Three wild camel surveys in the Gobi desert
In 1995 and 1996 John Hare became the first foreigner to cross the Gashun Gobi Desert in China from north to south and to reach the ancient city of Lou Lan from the east. John Hare and his team stumbled across a hitherto undiscovered outpost of the ancient city of Lou Lan, called Tu-ying, on the Middle Silk Road.
In 1999, on another expedition mounted on camels, John Hare’s team discovered two unmapped valleys deep in the Gobi sand dunes, which contained wildlife that had never seen or experienced man.
This 1999 survey traversed some hitherto unexplored sand dunes near the northern Tibet escarpment that led John Hare into these two undiscovered and unmapped valleys and a fresh water spring that held pockets of wildlife that had no fear of man. In addition to observing 169 critically endangered wild camels, the expedition also saw the Tibetan ass, the Argali wild sheep, wolves and bears.
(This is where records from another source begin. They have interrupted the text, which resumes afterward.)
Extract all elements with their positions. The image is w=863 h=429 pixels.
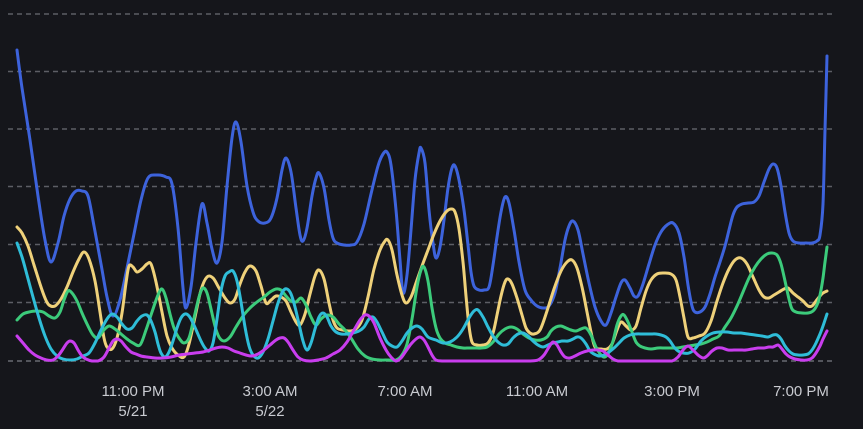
- x-tick-label: 7:00 PM: [773, 383, 829, 400]
- series-line-magenta: [15, 313, 829, 363]
- x-tick-date: 5/22: [255, 403, 284, 420]
- series-line-green: [15, 245, 829, 362]
- x-tick-label: 3:00 PM: [644, 383, 700, 400]
- x-tick-label: 7:00 AM: [377, 383, 432, 400]
- x-tick-label: 3:00 AM: [242, 383, 297, 400]
- x-tick-date: 5/21: [118, 403, 147, 420]
- x-tick-label: 11:00 AM: [506, 383, 568, 400]
- series-line-yellow: [15, 207, 829, 360]
- series-line-blue: [15, 48, 829, 327]
- x-tick-label: 11:00 PM: [101, 383, 164, 400]
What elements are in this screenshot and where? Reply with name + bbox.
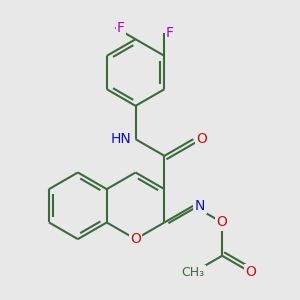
Text: O: O: [245, 266, 256, 279]
Text: O: O: [196, 132, 207, 146]
Text: O: O: [217, 215, 228, 230]
Text: F: F: [166, 26, 174, 40]
Text: N: N: [195, 199, 205, 213]
Text: HN: HN: [111, 132, 132, 146]
Text: CH₃: CH₃: [182, 266, 205, 279]
Text: F: F: [117, 21, 125, 34]
Text: O: O: [130, 232, 141, 246]
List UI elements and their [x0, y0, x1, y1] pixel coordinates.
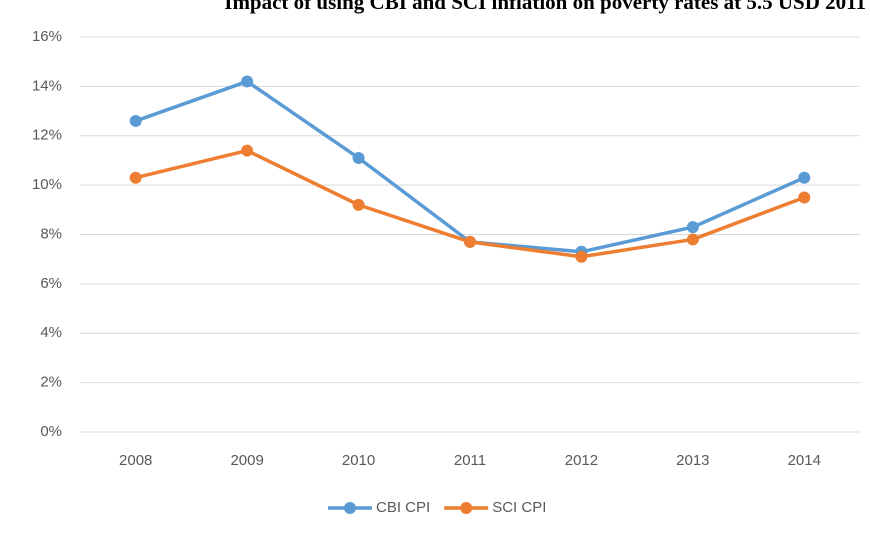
- data-point: [352, 151, 365, 164]
- y-tick-label: 8%: [40, 225, 62, 242]
- y-tick-label: 0%: [40, 423, 62, 440]
- data-point: [575, 250, 588, 263]
- x-tick-label: 2010: [342, 452, 375, 469]
- data-point: [798, 171, 811, 184]
- legend-label: SCI CPI: [492, 499, 546, 516]
- x-tick-label: 2009: [230, 452, 263, 469]
- legend-label: CBI CPI: [376, 499, 430, 516]
- legend-marker: [460, 502, 473, 514]
- legend-marker: [344, 502, 356, 514]
- data-point: [798, 191, 811, 204]
- data-point: [129, 114, 142, 127]
- y-tick-label: 10%: [32, 176, 62, 193]
- data-point: [464, 235, 476, 248]
- data-point: [686, 221, 699, 234]
- data-point: [241, 75, 254, 88]
- x-tick-label: 2008: [119, 452, 152, 469]
- chart-title: Impact of using CBI and SCI inflation on…: [224, 0, 866, 14]
- x-tick-label: 2013: [676, 452, 709, 469]
- y-tick-label: 4%: [40, 324, 62, 341]
- data-point: [241, 144, 254, 157]
- y-tick-label: 12%: [32, 127, 62, 144]
- x-tick-label: 2011: [454, 452, 486, 469]
- y-tick-label: 16%: [32, 28, 62, 45]
- y-tick-label: 14%: [32, 77, 62, 94]
- series-line: [135, 79, 805, 254]
- x-tick-label: 2014: [788, 452, 821, 469]
- y-tick-label: 6%: [40, 275, 62, 292]
- data-point: [686, 233, 699, 246]
- data-point: [129, 171, 142, 184]
- x-tick-label: 2012: [565, 452, 598, 469]
- y-tick-label: 2%: [40, 374, 62, 391]
- data-point: [352, 198, 365, 211]
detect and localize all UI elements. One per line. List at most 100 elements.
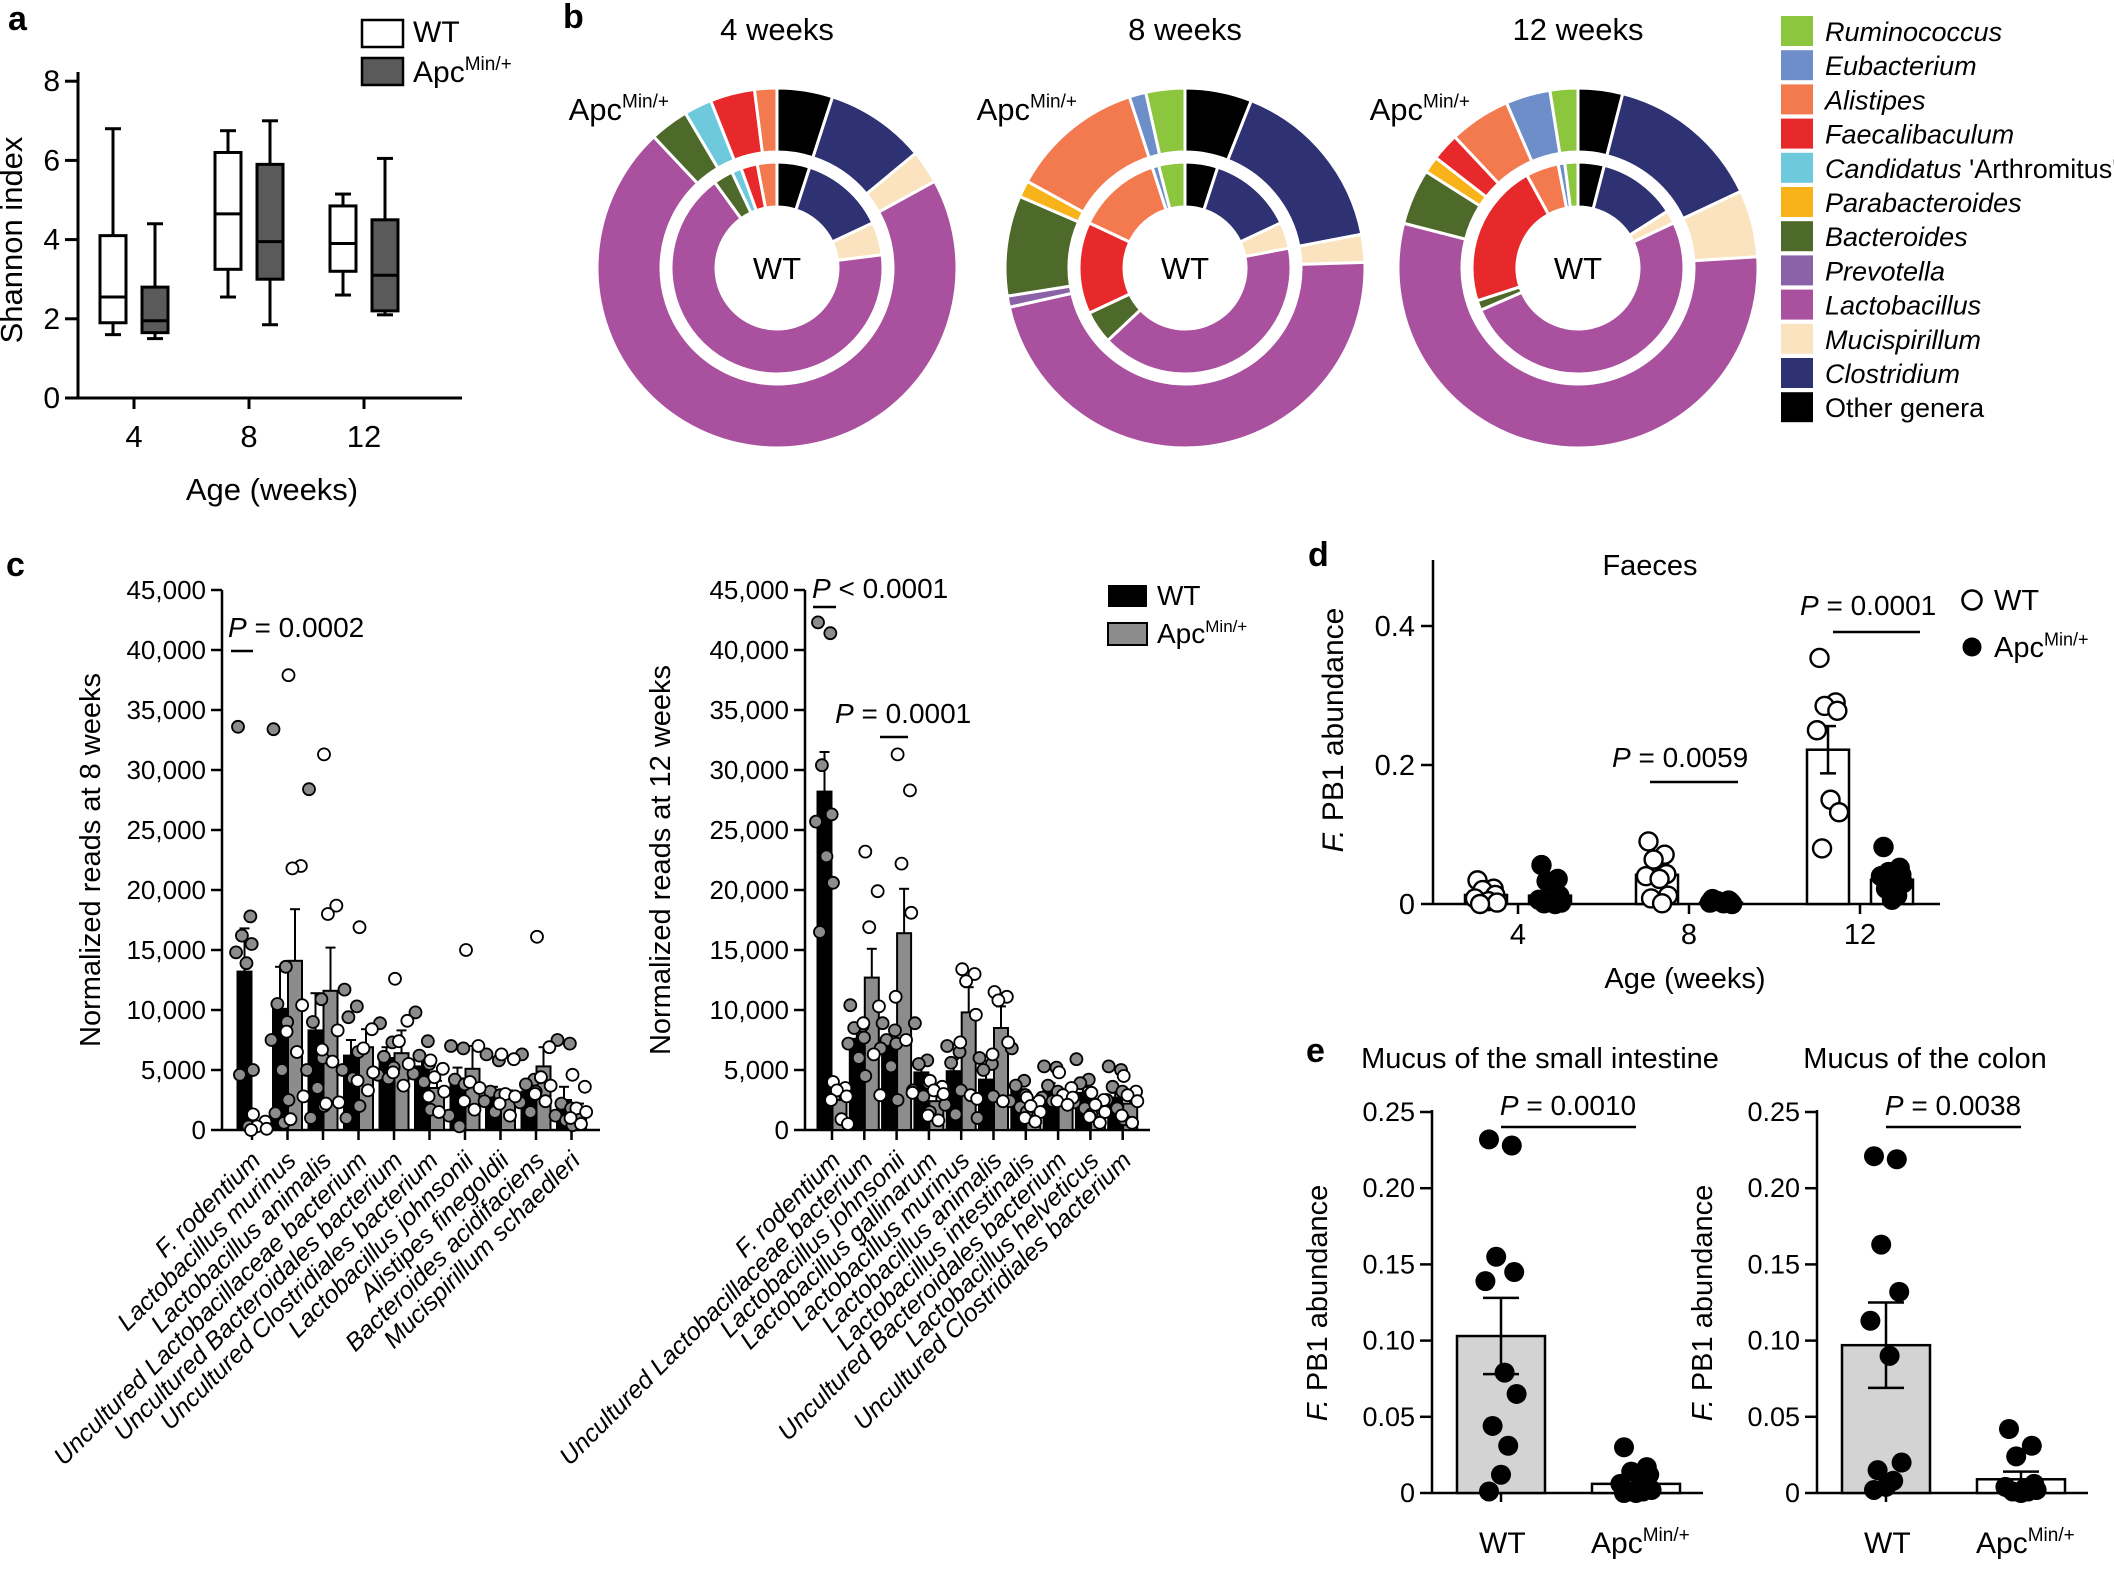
scatter-point-apc	[1881, 889, 1903, 911]
y-tick-label: 0.10	[1362, 1326, 1415, 1356]
legend-label-alistipes: Alistipes	[1823, 85, 1926, 115]
scatter-point-apc	[873, 1088, 888, 1103]
scatter-point	[1867, 1460, 1888, 1481]
y-tick-label: 0	[775, 1115, 789, 1145]
scatter-point-apc	[508, 1089, 523, 1104]
y-tick-label: 35,000	[126, 695, 206, 725]
x-tick-label-wt: WT	[1479, 1527, 1526, 1560]
scatter-point-apc	[530, 929, 544, 944]
scatter-point	[1871, 1234, 1892, 1255]
scatter-point-apc	[839, 1089, 854, 1104]
scatter-point	[1494, 1362, 1515, 1383]
p-value-annotation: P < 0.0001	[812, 573, 948, 604]
y-tick-label: 6	[43, 144, 60, 177]
scatter-point-apc	[542, 1040, 557, 1055]
scatter-point-apc	[1544, 893, 1566, 915]
scatter-point-apc	[894, 856, 909, 871]
scatter-point-apc	[329, 898, 344, 913]
outer-ring-label: ApcMin/+	[1370, 92, 1470, 127]
legend-swatch-parabacteroides	[1781, 187, 1813, 217]
scatter-point-wt	[479, 1047, 494, 1062]
y-tick-label: 15,000	[126, 935, 206, 965]
scatter-point-wt	[1037, 1059, 1051, 1074]
scatter-point	[1491, 1464, 1511, 1485]
scatter-point-wt	[376, 1049, 391, 1064]
scatter-point-apc	[1060, 1097, 1075, 1112]
scatter-point-wt	[811, 615, 825, 630]
scatter-point-wt	[281, 1093, 296, 1107]
scatter-point-wt	[911, 1057, 926, 1071]
scatter-point-apc	[904, 905, 919, 920]
scatter-point-apc	[330, 1023, 345, 1038]
scatter-point-apc	[459, 943, 473, 957]
inner-ring-label: WT	[753, 251, 801, 286]
scatter-point	[1891, 1452, 1912, 1473]
y-tick-label: 10,000	[126, 995, 206, 1025]
y-tick-label: 0.25	[1747, 1097, 1800, 1127]
legend-label-candidatus: Candidatus 'Arthromitus'	[1825, 154, 2114, 184]
y-tick-label: 0.05	[1362, 1402, 1415, 1432]
scatter-point-apc	[503, 1108, 517, 1123]
scatter-point-apc	[366, 1065, 381, 1080]
y-tick-label: 8	[43, 65, 60, 98]
scatter-point-apc	[319, 1096, 333, 1111]
scatter-point-wt	[884, 1059, 898, 1074]
scatter-point-wt	[1649, 868, 1670, 890]
panel-label-e: e	[1306, 1032, 1325, 1070]
scatter-point-wt	[233, 1067, 247, 1082]
panel-label-d: d	[1308, 536, 1329, 574]
scatter-point-wt	[1486, 892, 1508, 913]
scatter-point-apc	[577, 1079, 592, 1094]
y-axis-label: F. PB1 abundance	[1317, 608, 1350, 853]
scatter-point-apc	[1082, 1109, 1097, 1124]
bar-wt	[881, 1045, 898, 1131]
y-tick-label: 10,000	[709, 995, 789, 1025]
scatter-point-apc	[396, 1078, 411, 1093]
scatter-point-wt	[234, 928, 249, 943]
scatter-point-apc	[494, 1047, 509, 1062]
scatter-point-wt	[1638, 831, 1659, 852]
scatter-point-wt	[444, 1039, 458, 1053]
scatter-point-wt	[335, 1063, 350, 1077]
y-axis-label: F. PB1 abundance	[1687, 1185, 1719, 1422]
panel-c: c 0 5,000 10,000 15,000 20,000 25,000 30,000 35…	[0, 540, 1300, 1579]
scatter-point-wt	[268, 1106, 283, 1121]
scatter-point	[1479, 1481, 1499, 1502]
scatter-point-apc	[856, 1016, 871, 1031]
scatter-point-wt	[523, 1105, 538, 1119]
y-tick-label: 0	[1399, 889, 1415, 921]
scatter-point-apc	[281, 668, 296, 683]
scatter-point-wt	[976, 1063, 991, 1077]
donut-title: 12 weeks	[1513, 12, 1644, 47]
scatter-point-apc	[1084, 1085, 1099, 1100]
y-tick-label: 45,000	[709, 575, 789, 605]
y-tick-label: 0.05	[1747, 1402, 1800, 1432]
scatter-point	[1504, 1262, 1525, 1283]
scatter-point-apc	[565, 1067, 580, 1082]
donut-slice-lactobacillus	[1007, 260, 1367, 450]
mucus-abundance-charts: 0 0.05 0.10 0.15 0.20 0.25 F. PB1 abundance Muc…	[1302, 1043, 2088, 1560]
scatter-point	[1506, 1383, 1527, 1404]
scatter-point-apc	[315, 1042, 329, 1057]
scatter-point-apc	[538, 1094, 553, 1109]
legend-label-wt: WT	[1157, 580, 1201, 611]
scatter-point-apc	[1001, 1035, 1016, 1050]
legend-swatch-clostridium	[1781, 358, 1813, 388]
legend-marker-apc	[1962, 637, 1982, 657]
scatter-point-wt	[243, 909, 258, 924]
scatter-point	[1860, 1310, 1881, 1331]
legend-swatch-mucispirillum	[1781, 323, 1813, 354]
y-tick-label: 15,000	[709, 935, 789, 965]
scatter-point-apc	[936, 1087, 951, 1101]
scatter-point-apc	[1088, 1097, 1103, 1112]
scatter-point	[1864, 1479, 1884, 1500]
scatter-point-apc	[1873, 836, 1894, 858]
panel-b: b 4 weeks ApcMin/+ WT 8 weeks ApcMin/+ WT 12 w…	[545, 0, 2114, 545]
box-wt	[213, 150, 243, 271]
scatter-point-wt	[1811, 838, 1833, 859]
scatter-point-wt	[875, 1016, 890, 1031]
y-tick-label: 40,000	[709, 635, 789, 665]
scatter-point-wt	[1469, 893, 1491, 915]
scatter-point	[1498, 1435, 1519, 1456]
y-tick-label: 0	[1785, 1478, 1800, 1508]
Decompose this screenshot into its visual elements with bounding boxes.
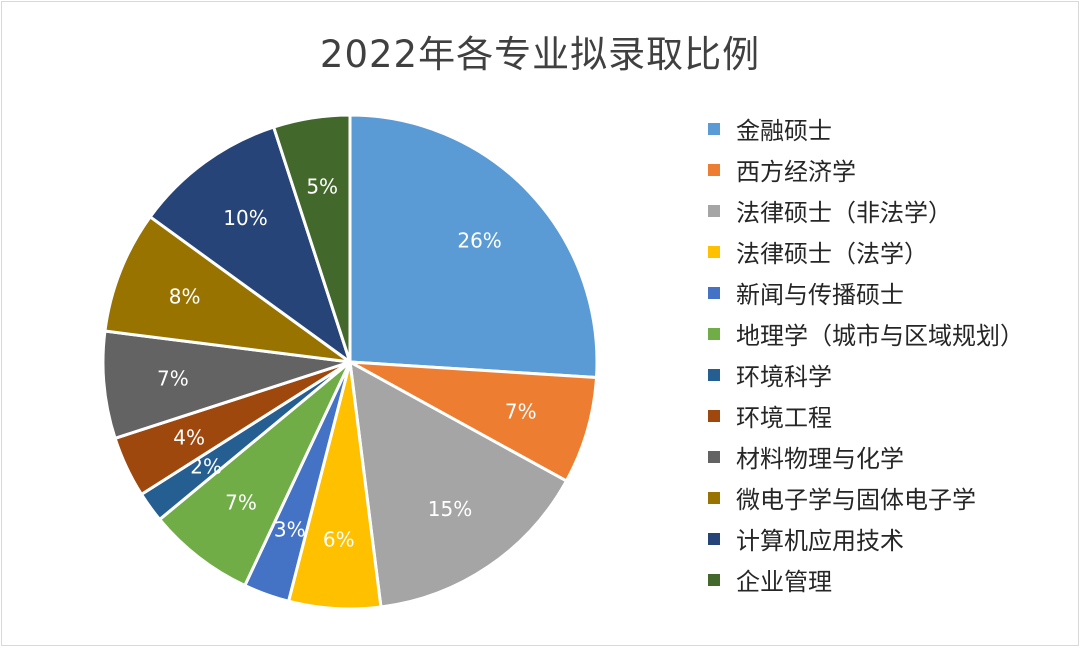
legend-swatch [708,204,720,217]
legend-label: 法律硕士（法学） [736,240,928,268]
pie-slice [101,329,352,440]
data-label: 26% [457,228,501,252]
pie-slice [158,360,352,587]
legend-label: 环境科学 [736,363,832,391]
legend-item: 新闻与传播硕士 [708,272,1024,313]
legend-item: 企业管理 [708,559,1024,600]
data-label: 7% [157,367,189,391]
legend-item: 金融硕士 [708,108,1024,149]
legend-item: 材料物理与化学 [708,436,1024,477]
legend-swatch [708,286,720,299]
pie-slice [348,360,599,483]
legend-item: 环境科学 [708,354,1024,395]
legend-label: 微电子学与固体电子学 [736,486,976,514]
data-label: 3% [274,517,306,541]
legend-item: 地理学（城市与区域规划） [708,313,1024,354]
legend-swatch [708,327,720,340]
chart-title: 2022年各专业拟录取比例 [319,33,761,76]
legend-label: 金融硕士 [736,117,832,145]
legend-item: 西方经济学 [708,149,1024,190]
legend-item: 微电子学与固体电子学 [708,477,1024,518]
legend-swatch [708,245,720,258]
legend-label: 环境工程 [736,404,832,432]
data-label: 7% [505,400,537,424]
legend: 金融硕士西方经济学法律硕士（非法学） 法律硕士（法学） 新闻与传播硕士地理学（城市与… [708,108,1024,600]
legend-swatch [708,491,720,504]
data-label: 5% [306,174,338,198]
legend-label: 西方经济学 [736,158,856,186]
data-label: 4% [173,426,205,450]
legend-label: 材料物理与化学 [736,445,904,473]
data-label: 10% [223,206,267,230]
legend-swatch [708,450,720,463]
legend-label: 地理学（城市与区域规划） [736,322,1024,350]
legend-item: 计算机应用技术 [708,518,1024,559]
pie-slice [272,113,352,364]
data-label: 7% [225,491,257,515]
pie-slice [103,215,352,364]
legend-item: 法律硕士（非法学） [708,190,1024,231]
pie-slice [348,113,599,380]
legend-item: 环境工程 [708,395,1024,436]
data-label: 8% [169,285,201,309]
pie-slice [148,125,352,364]
data-label: 6% [323,528,355,552]
legend-label: 计算机应用技术 [736,527,904,555]
legend-swatch [708,409,720,422]
legend-label: 新闻与传播硕士 [736,281,904,309]
legend-swatch [708,573,720,586]
legend-swatch [708,532,720,545]
legend-item: 法律硕士（法学） [708,231,1024,272]
data-label: 15% [428,497,472,521]
pie-slice [348,360,568,609]
legend-swatch [708,368,720,381]
legend-label: 企业管理 [736,568,832,596]
legend-swatch [708,163,720,176]
legend-label: 法律硕士（非法学） [736,199,952,227]
legend-swatch [708,122,720,135]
The survey resulted in the establishment of the Lop Nur Wild Camel National Nature Reserve in the former Chinese nuclear test area to protect the critically endangered wild camel of which there are no more than 600 in China.
In November 2005, on a return visit, John Hare found that illegal miners had entered the area and in their search for gold, poisoned the spring and the vegetation with potassium cyanide and shot the wildlife. However, the Chinese government has responded by cleaning up the area and renewed its determination to combat illegal mining.
In 2011, another survey made by John Hare with Kazakhs and a Chinese scientist on domestic camels revealed that the Chinese Government had cleaned up the spring at Kum Su and that wild camels and other endangered species were returning to the spring. The expedition saw another 126 wild camels.
John Hare’s talk covers the 1999, 2005 and 2011 expeditions in detail with over 60 extraordinary photos.